The red snapper, Lutjanus campechanus, is a fish found in the Gulf of Mexico and the southeastern Atlantic coast of the United States. In Latin American Spanish it is known as huachinango or pargo.
The red snapper commonly inhabits waters from 30–200 feet (9.1–61 m), but can be caught as deep as 300 ft (91 m) on occasion. They stay relatively close to the bottom, and inhabit rocky bottom, ledges, ridges, and artificial reefs, including offshore oil rigs and shipwrecks.

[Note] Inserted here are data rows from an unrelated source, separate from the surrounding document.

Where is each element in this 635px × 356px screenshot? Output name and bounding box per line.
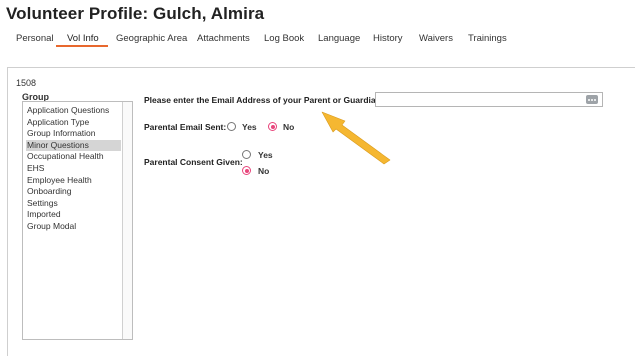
consent-no-radio[interactable] bbox=[242, 166, 251, 175]
list-item-group-modal[interactable]: Group Modal bbox=[26, 221, 121, 232]
parental-email-yes-radio[interactable] bbox=[227, 122, 236, 131]
parental-email-no-label: No bbox=[283, 122, 295, 132]
list-item-onboarding[interactable]: Onboarding bbox=[26, 186, 121, 197]
list-item-minor-questions[interactable]: Minor Questions bbox=[26, 139, 121, 151]
parental-consent-label: Parental Consent Given: bbox=[144, 157, 243, 167]
tab-vol-info[interactable]: Vol Info bbox=[67, 33, 99, 44]
list-item-application-type[interactable]: Application Type bbox=[26, 117, 121, 128]
list-item-imported[interactable]: Imported bbox=[26, 209, 121, 220]
tab-geographic-area[interactable]: Geographic Area bbox=[116, 33, 187, 44]
list-scrollbar[interactable] bbox=[122, 102, 132, 339]
list-item-settings[interactable]: Settings bbox=[26, 198, 121, 209]
parental-email-no-radio[interactable] bbox=[268, 122, 277, 131]
consent-yes-radio[interactable] bbox=[242, 150, 251, 159]
parental-email-label: Parental Email Sent: bbox=[144, 122, 227, 132]
group-list[interactable]: Application Questions Application Type G… bbox=[22, 101, 133, 340]
tab-personal[interactable]: Personal bbox=[16, 33, 54, 44]
arrow-icon bbox=[321, 111, 391, 165]
list-item-employee-health[interactable]: Employee Health bbox=[26, 175, 121, 186]
tab-log-book[interactable]: Log Book bbox=[264, 33, 304, 44]
active-tab-indicator bbox=[56, 45, 108, 47]
email-label: Please enter the Email Address of your P… bbox=[144, 95, 384, 105]
list-item-group-information[interactable]: Group Information bbox=[26, 128, 121, 139]
tab-waivers[interactable]: Waivers bbox=[419, 33, 453, 44]
list-item-ehs[interactable]: EHS bbox=[26, 163, 121, 174]
tab-trainings[interactable]: Trainings bbox=[468, 33, 507, 44]
tab-history[interactable]: History bbox=[373, 33, 403, 44]
page-title: Volunteer Profile: Gulch, Almira bbox=[6, 4, 265, 23]
email-field[interactable] bbox=[375, 92, 603, 107]
tab-language[interactable]: Language bbox=[318, 33, 360, 44]
parental-email-yes-label: Yes bbox=[242, 122, 257, 132]
tab-attachments[interactable]: Attachments bbox=[197, 33, 250, 44]
list-item-application-questions[interactable]: Application Questions bbox=[26, 105, 121, 116]
list-item-occupational-health[interactable]: Occupational Health bbox=[26, 151, 121, 162]
consent-no-label: No bbox=[258, 166, 270, 176]
ellipsis-icon[interactable] bbox=[586, 95, 598, 104]
consent-yes-label: Yes bbox=[258, 150, 273, 160]
record-id: 1508 bbox=[16, 78, 37, 88]
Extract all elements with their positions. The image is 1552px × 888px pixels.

The red snapper's body is very similar in shape to other snappers, such as the mangrove snapper, mutton snapper, lane snapper, and dog snapper. All feature a sloped profile, medium-to-large scales, a spiny dorsal fin and a laterally compressed body. Red snappers have short, sharp, needle-like teeth, however they lack the prominent upper canine teeth found on the mutton, dog, and mangrove snappers.
Coloration of the red snapper is light red, with more intense pigment on the back. Juvenile fish can also have a dark spot on their side which fades with age.

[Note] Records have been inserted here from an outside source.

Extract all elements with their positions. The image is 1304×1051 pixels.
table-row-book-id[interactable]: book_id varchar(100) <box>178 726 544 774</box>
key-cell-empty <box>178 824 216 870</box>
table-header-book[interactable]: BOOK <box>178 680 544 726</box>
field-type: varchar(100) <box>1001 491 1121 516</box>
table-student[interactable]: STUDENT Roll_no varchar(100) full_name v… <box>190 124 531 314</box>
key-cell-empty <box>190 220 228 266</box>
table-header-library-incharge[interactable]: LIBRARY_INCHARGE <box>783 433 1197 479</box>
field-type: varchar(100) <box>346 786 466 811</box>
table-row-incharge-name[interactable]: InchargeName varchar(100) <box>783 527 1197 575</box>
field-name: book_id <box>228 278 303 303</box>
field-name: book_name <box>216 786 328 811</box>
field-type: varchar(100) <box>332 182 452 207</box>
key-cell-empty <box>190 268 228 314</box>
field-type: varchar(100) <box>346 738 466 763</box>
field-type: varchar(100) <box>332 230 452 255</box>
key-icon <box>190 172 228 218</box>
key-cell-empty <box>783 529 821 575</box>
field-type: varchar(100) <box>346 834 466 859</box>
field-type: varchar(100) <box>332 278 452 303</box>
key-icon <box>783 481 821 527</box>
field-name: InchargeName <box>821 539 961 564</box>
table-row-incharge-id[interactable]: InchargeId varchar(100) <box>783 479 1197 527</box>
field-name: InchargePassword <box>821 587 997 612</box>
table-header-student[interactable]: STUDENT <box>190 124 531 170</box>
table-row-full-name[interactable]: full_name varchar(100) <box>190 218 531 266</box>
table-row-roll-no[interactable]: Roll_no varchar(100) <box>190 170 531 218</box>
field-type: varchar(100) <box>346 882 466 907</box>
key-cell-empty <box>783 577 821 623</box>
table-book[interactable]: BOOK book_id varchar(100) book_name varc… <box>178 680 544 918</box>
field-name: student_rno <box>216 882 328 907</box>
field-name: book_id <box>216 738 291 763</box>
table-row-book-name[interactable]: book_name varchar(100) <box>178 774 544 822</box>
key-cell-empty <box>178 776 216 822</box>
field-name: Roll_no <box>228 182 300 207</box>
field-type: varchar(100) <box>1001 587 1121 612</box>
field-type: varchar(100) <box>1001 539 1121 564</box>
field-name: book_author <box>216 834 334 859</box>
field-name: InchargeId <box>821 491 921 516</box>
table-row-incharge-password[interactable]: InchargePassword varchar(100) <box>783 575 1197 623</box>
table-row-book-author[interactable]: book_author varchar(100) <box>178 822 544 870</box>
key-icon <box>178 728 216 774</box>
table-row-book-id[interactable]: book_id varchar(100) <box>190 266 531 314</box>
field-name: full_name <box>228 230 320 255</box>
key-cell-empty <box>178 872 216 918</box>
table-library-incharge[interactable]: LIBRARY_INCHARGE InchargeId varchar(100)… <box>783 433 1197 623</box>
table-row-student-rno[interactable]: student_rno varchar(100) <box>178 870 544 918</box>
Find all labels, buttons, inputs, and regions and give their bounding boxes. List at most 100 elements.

Like most other snappers, red snappers are gregarious and will form large schools around wrecks and reefs. These schools are usually made up of fish of very similar size.

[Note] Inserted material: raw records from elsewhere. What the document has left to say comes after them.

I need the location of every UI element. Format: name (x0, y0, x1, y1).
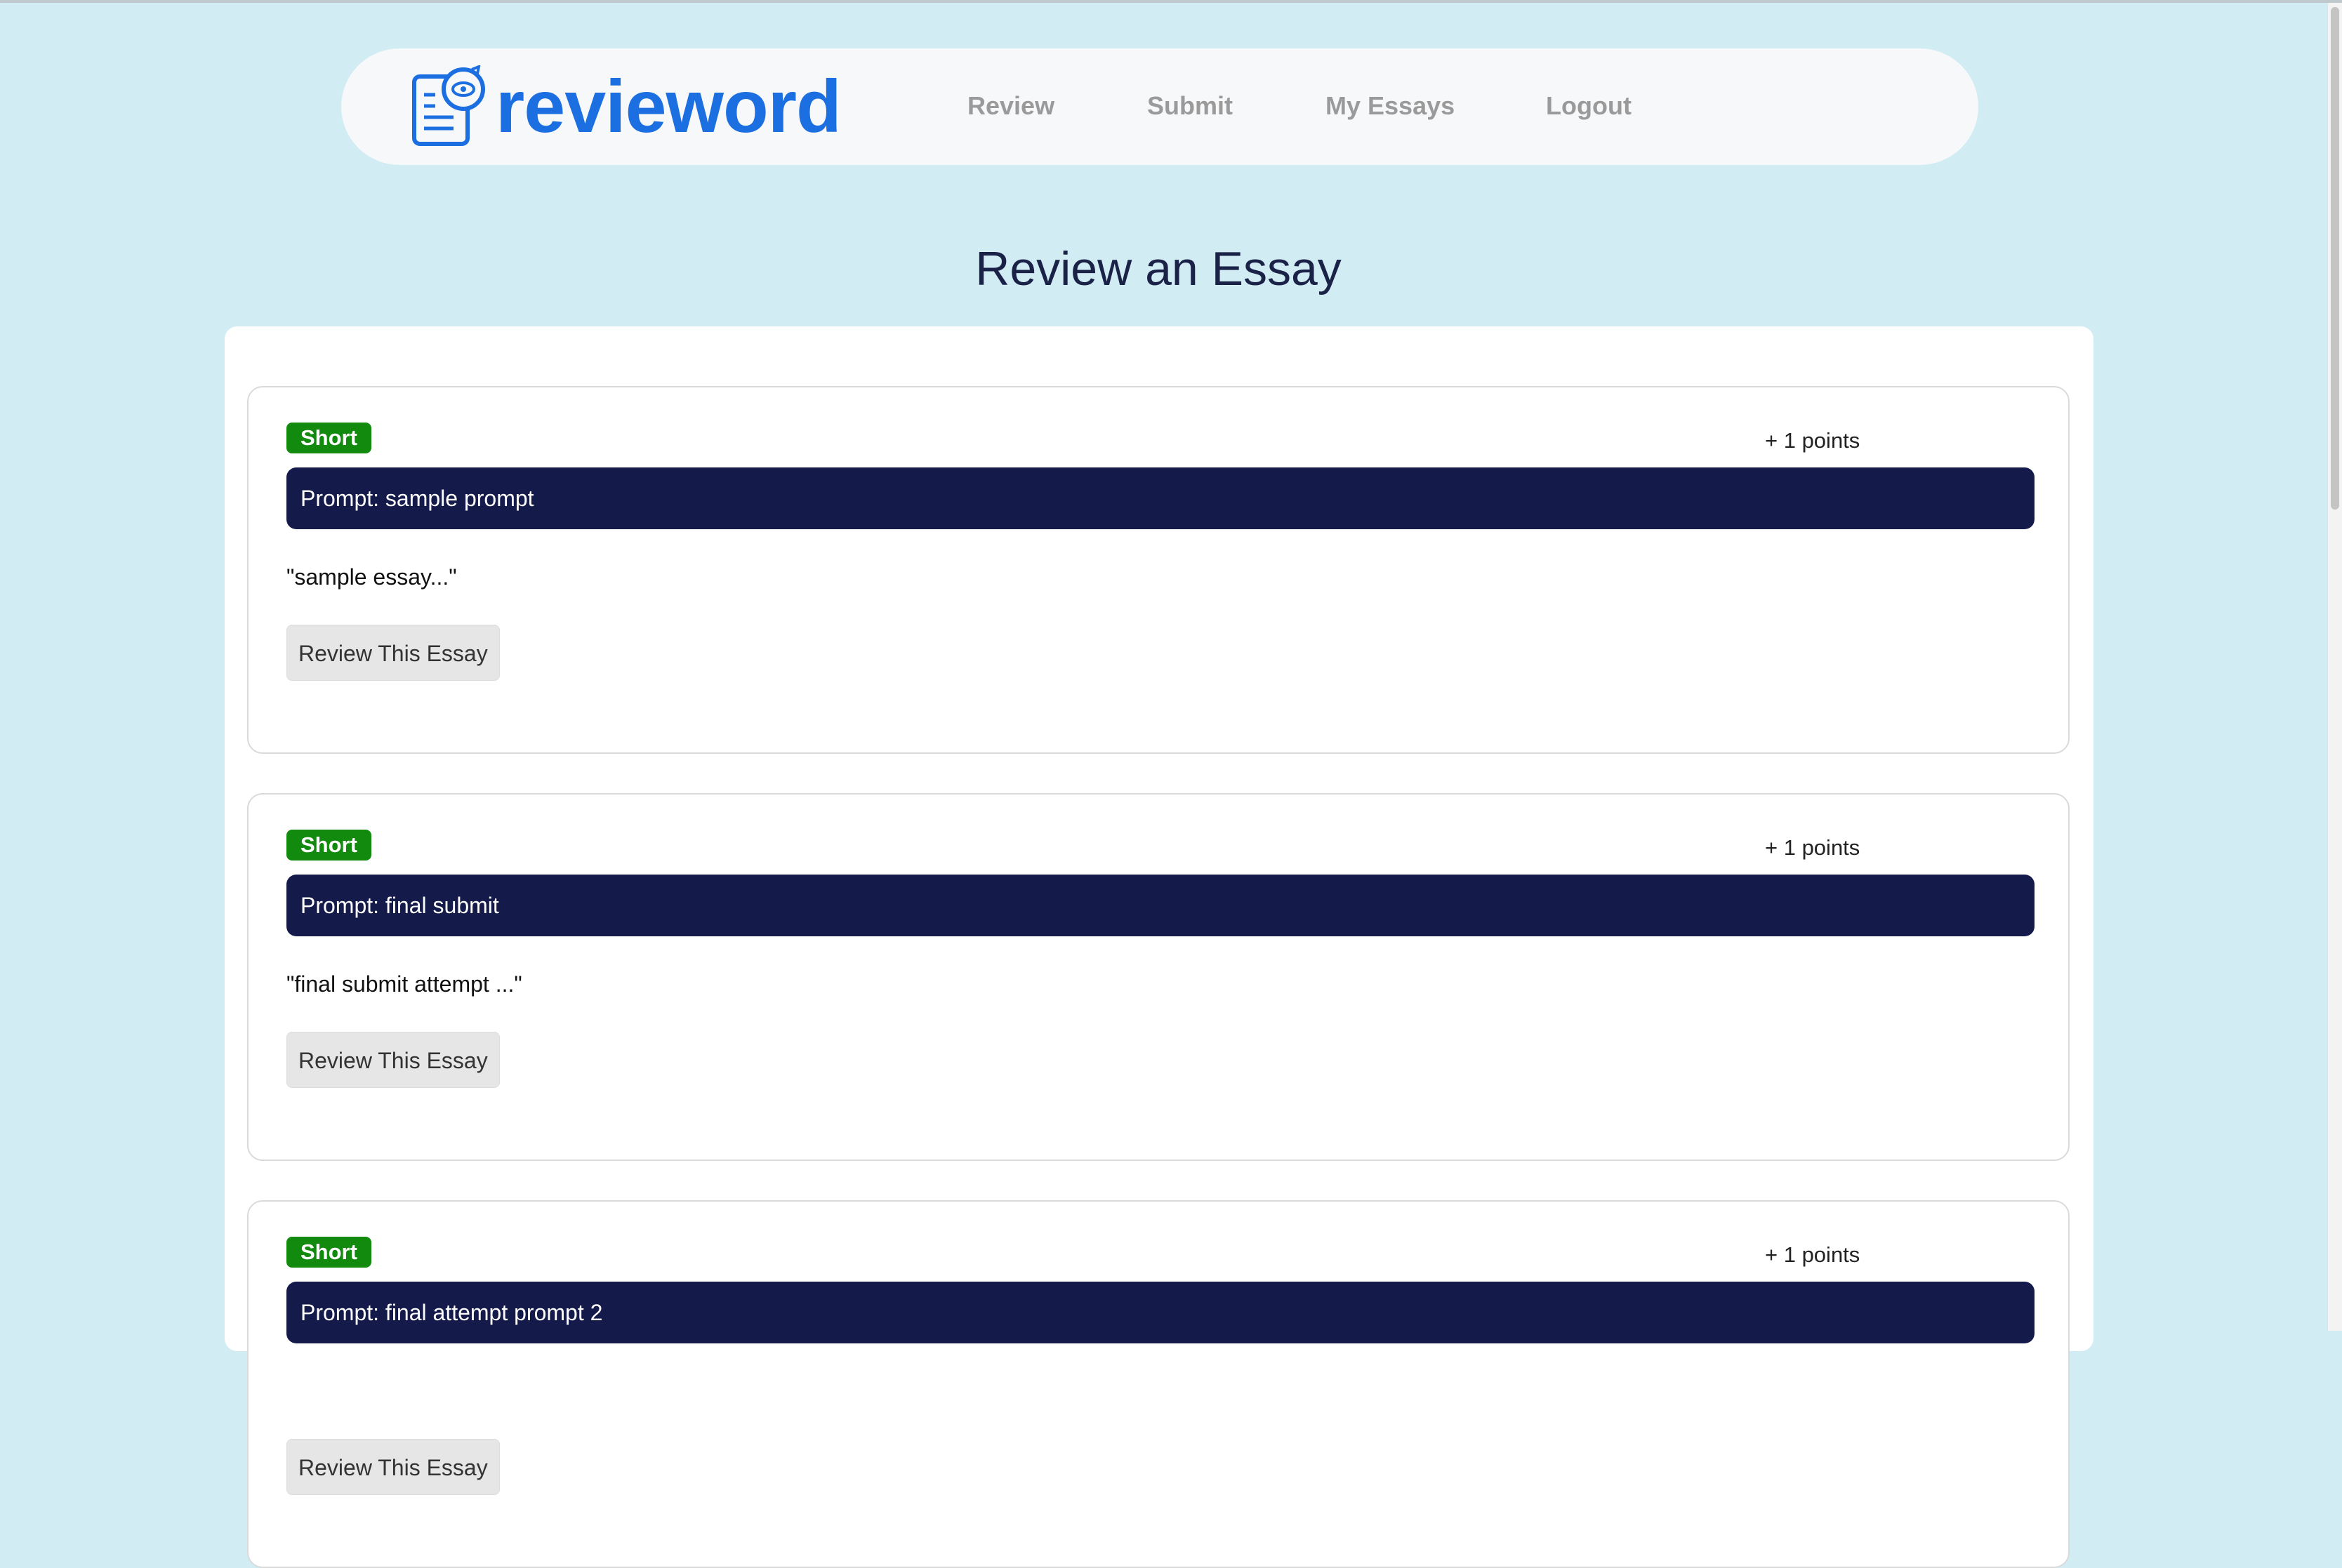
window-top-border (0, 0, 2342, 3)
review-essay-button[interactable]: Review This Essay (286, 1439, 500, 1495)
scrollbar-thumb[interactable] (2331, 7, 2339, 510)
essay-card: Short + 1 points Prompt: final attempt p… (247, 1200, 2070, 1568)
essay-excerpt: "final submit attempt ..." (286, 971, 522, 997)
essay-prompt: Prompt: final attempt prompt 2 (286, 1282, 2035, 1343)
nav-logout-link[interactable]: Logout (1546, 89, 1632, 123)
essay-points: + 1 points (1765, 835, 1860, 860)
essay-type-badge: Short (286, 1237, 371, 1268)
nav-review-link[interactable]: Review (967, 89, 1054, 123)
review-essay-button[interactable]: Review This Essay (286, 625, 500, 681)
page-title: Review an Essay (975, 242, 1342, 295)
review-essay-button[interactable]: Review This Essay (286, 1032, 500, 1088)
essay-points: + 1 points (1765, 1242, 1860, 1267)
essay-prompt: Prompt: final submit (286, 875, 2035, 936)
nav-submit-link[interactable]: Submit (1147, 89, 1233, 123)
navbar: revieword Review Submit My Essays Logout (341, 48, 1978, 165)
nav-my-essays-link[interactable]: My Essays (1325, 89, 1455, 123)
document-eye-icon (412, 65, 485, 146)
brand-name: revieword (496, 65, 842, 148)
essay-excerpt: "sample essay..." (286, 564, 457, 590)
essay-type-badge: Short (286, 830, 371, 861)
essay-card: Short + 1 points Prompt: final submit "f… (247, 793, 2070, 1161)
page-scrollbar[interactable] (2327, 3, 2342, 1331)
essay-points: + 1 points (1765, 428, 1860, 453)
essay-prompt: Prompt: sample prompt (286, 467, 2035, 529)
essay-list-panel: Short + 1 points Prompt: sample prompt "… (225, 326, 2093, 1568)
brand-logo[interactable]: revieword (411, 65, 842, 148)
essay-type-badge: Short (286, 423, 371, 453)
essay-card: Short + 1 points Prompt: sample prompt "… (247, 386, 2070, 754)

Red snapper are a prized food fish and are caught commercially, as well as recreationally. Commercially, they are caught on multi-hook gear with electric reels, as gill netting has been banned in the Gulf of Mexico, from which most of the commercial harvest comes. Snapper constitute a major industry in the Gulf of Mexico, however recent changes in the quota system for commercial Snapper fishermen in the Gulf have made the fish less commercially viable. The red snapper is known as a very tasty fish.